The garden of the villa was purchased, at the Circolo Operaio, by the municipality with a subscription of about 120 citizens and open to public use. Villa Calvi instead is purchased by the family of Orombelli and added donated to the City of Cantù that chose it as the headquarters of the town hall. The structure of the villa has been realized from a linear body lengthened to the first years of the nineteenth century, with only the facade on the garden that preserves the sober forms of the original appearance. The main façade that had been refurbished by street with pretentious fascist forms during the period of the regime, transforming the architraved loggiato which is now only a part of the large internal hall of the town hall. The original architecture of the simple-looking villa recalls the formal elements of neoclassicism, but is devoid of the stylistic features of the noble neoclassicism. The large French windows that give from the central rooms are adorned with a band of eaves of the middle portion and marked by a modest platform. Two statues of lions stand out at the side of the glass door giving onto the garden, giving a functional sense to the long perspective of the façade.

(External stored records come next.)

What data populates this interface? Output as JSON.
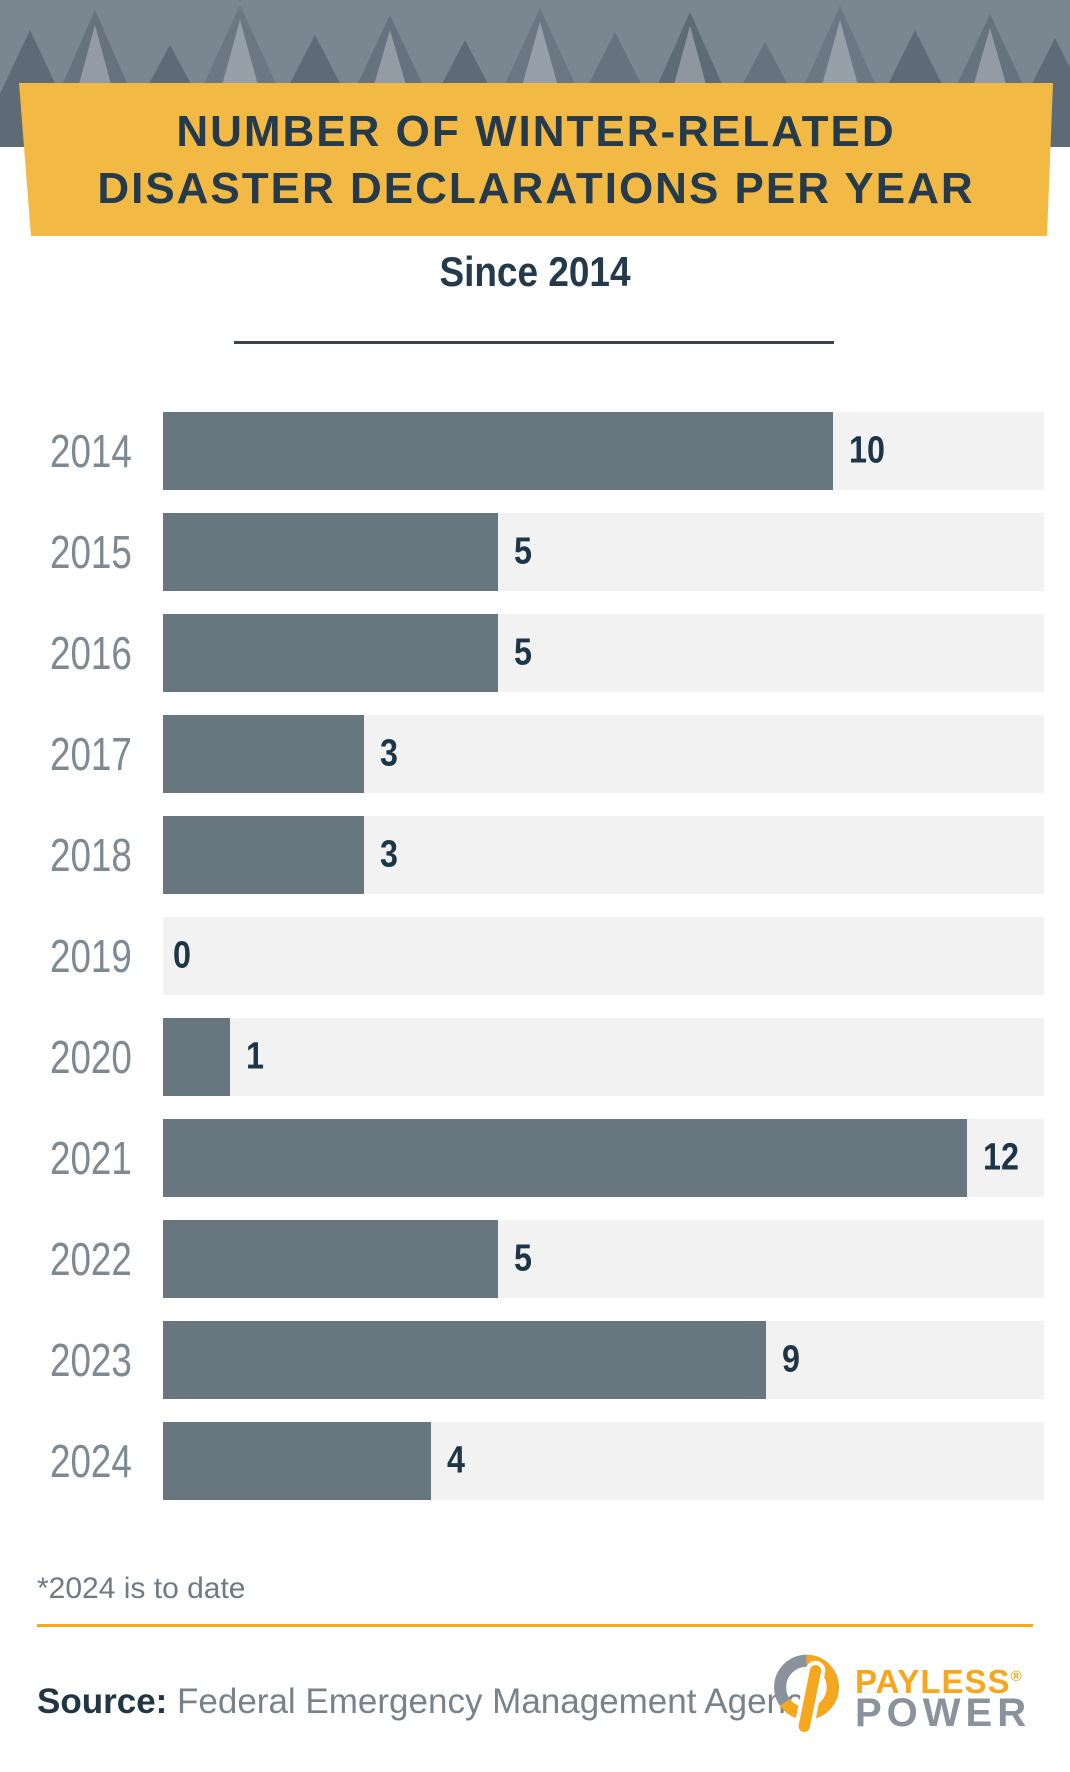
{
  "header": {
    "title_line1": "NUMBER OF WINTER-RELATED",
    "title_line2": "DISASTER DECLARATIONS PER YEAR",
    "subtitle": "Since 2014"
  },
  "chart_data": {
    "type": "bar",
    "orientation": "horizontal",
    "title": "Number of Winter-Related Disaster Declarations Per Year",
    "subtitle": "Since 2014",
    "categories": [
      "2014",
      "2015",
      "2016",
      "2017",
      "2018",
      "2019",
      "2020",
      "2021",
      "2022",
      "2023",
      "2024"
    ],
    "values": [
      10,
      5,
      5,
      3,
      3,
      0,
      1,
      12,
      5,
      9,
      4
    ],
    "xlim": [
      0,
      13.15
    ],
    "grid": false,
    "legend": false,
    "bar_color": "#687680",
    "track_color": "#F2F2F2",
    "year_label_color": "#7E8992",
    "value_label_color": "#1C3648"
  },
  "footnote": "*2024 is to date",
  "source": {
    "label": "Source:",
    "text": " Federal Emergency Management Agency"
  },
  "logo": {
    "line1": "PAYLESS",
    "registered": "®",
    "line2": "POWER",
    "orange": "#F5A71F",
    "gray": "#8A939B"
  },
  "colors": {
    "banner_background": "#F2BA45",
    "title_text": "#253B4B",
    "divider": "#39444E",
    "footer_rule": "#F7A81C",
    "footnote_text": "#6F7A83",
    "source_text": "#77828B",
    "hero_background": "#7A8690"
  }
}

The greenhouse has been created in the south part of the villa’s structure, separating itself from the neoclassical typological patterns of the time. A series of arches highlight the greenhouse which is still quite camouflaged. Above the upper-floor conservatory is a room that still retains its original 19th-century appearance. The internal scheme was designed for the creation of a set of architecture and a top gallery in which the various offices are distributed.